L'ensemble des listes reçues dans le cadre du projet "logorallyes", et ce que j'en ai fait jusqu'ici, est consultable ici.
L'eau coulait sans discontinuer depuis des heures déjà. Du fond de la cabine de douche, plus le moindre bruit ne se faisait entendre à travers le déferlement furieux du phénomène liquide. Au début, elle avait hurlé longuement, puis pleuré, les deux ensemble. Maintenant, Marie était recroquevillée en position foetale, se balançant à peine, d'avant en arrière, bouche grande ouverte, sans plus émettre le moindre son.
Son regard était fixe, et comme planté en dedans d'elle-même, profondément. Elle n'avait plus la moindre conscience de l'eau, qui allait peu à peu lui détruire la peau, pas plus que de la pièce autour restée sans lumière, et plus loin encore, des bruits diffus de coups à sa porte, comme les voisins avaient commencé à s'inquiéter de cette douche ininterrompue.

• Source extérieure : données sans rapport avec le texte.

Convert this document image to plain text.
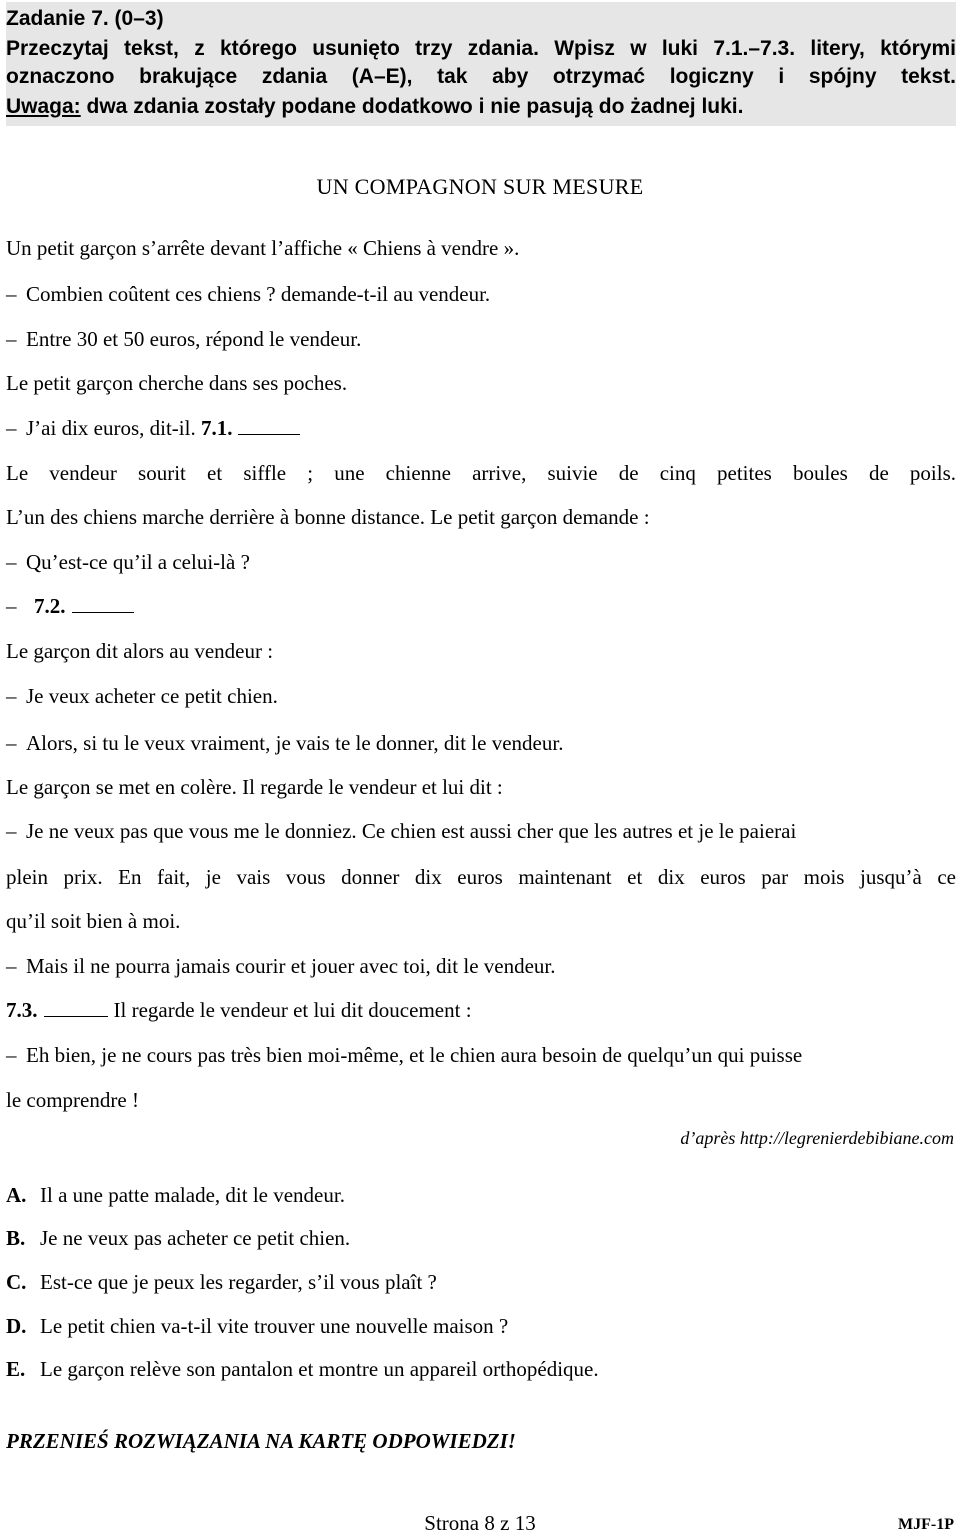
Zadanie 7. (0–3)

Przeczytaj tekst, z którego usunięto trzy zdania. Wpisz w luki 7.1.–7.3. litery, którymi

oznaczono brakujące zdania (A–E), tak aby otrzymać logiczny i spójny tekst.

Uwaga: dwa zdania zostały podane dodatkowo i nie pasują do żadnej luki.

UN COMPAGNON SUR MESURE
Un petit garçon s’arrête devant l’affiche « Chiens à vendre ».
– Combien coûtent ces chiens ? demande-t-il au vendeur.
– Entre 30 et 50 euros, répond le vendeur.
Le petit garçon cherche dans ses poches.
– J’ai dix euros, dit-il. 7.1.
Le vendeur sourit et siffle ; une chienne arrive, suivie de cinq petites boules de poils.
L’un des chiens marche derrière à bonne distance. Le petit garçon demande :
– Qu’est-ce qu’il a celui-là ?
– 7.2.
Le garçon dit alors au vendeur :
– Je veux acheter ce petit chien.
– Alors, si tu le veux vraiment, je vais te le donner, dit le vendeur.
Le garçon se met en colère. Il regarde le vendeur et lui dit :
– Je ne veux pas que vous me le donniez. Ce chien est aussi cher que les autres et je le paierai
plein prix. En fait, je vais vous donner dix euros maintenant et dix euros par mois jusqu’à ce
qu’il soit bien à moi.
– Mais il ne pourra jamais courir et jouer avec toi, dit le vendeur.
7.3.	Il regarde le vendeur et lui dit doucement :
– Eh bien, je ne cours pas très bien moi-même, et le chien aura besoin de quelqu’un qui puisse
le comprendre !
d’après http://legrenierdebibiane.com
A. Il a une patte malade, dit le vendeur.
B. Je ne veux pas acheter ce petit chien.
C. Est-ce que je peux les regarder, s’il vous plaît ?
D. Le petit chien va-t-il vite trouver une nouvelle maison ?
E. Le garçon relève son pantalon et montre un appareil orthopédique.
PRZENIEŚ ROZWIĄZANIA NA KARTĘ ODPOWIEDZI!
Strona 8 z 13	MJF-1P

Quelque part au fond d'elle, il restait une toute petite partie à peine lucide, qui n'aurait su dire pourquoi il lui fallait se lever maintenant, sortir de là où elle était, où que cela puisse être, et aller se coucher. Une petite voix qui n'aurait su les mots pour convaincre le reste de son esprit, désormais au delà de tout langage, de toutes pensées.
Elle continuait à se balancer, imperceptiblement, encore et encore et ...
Ses yeux se fermèrent d'eux-mêmes finalement, sans qu'elle perçoive la différence.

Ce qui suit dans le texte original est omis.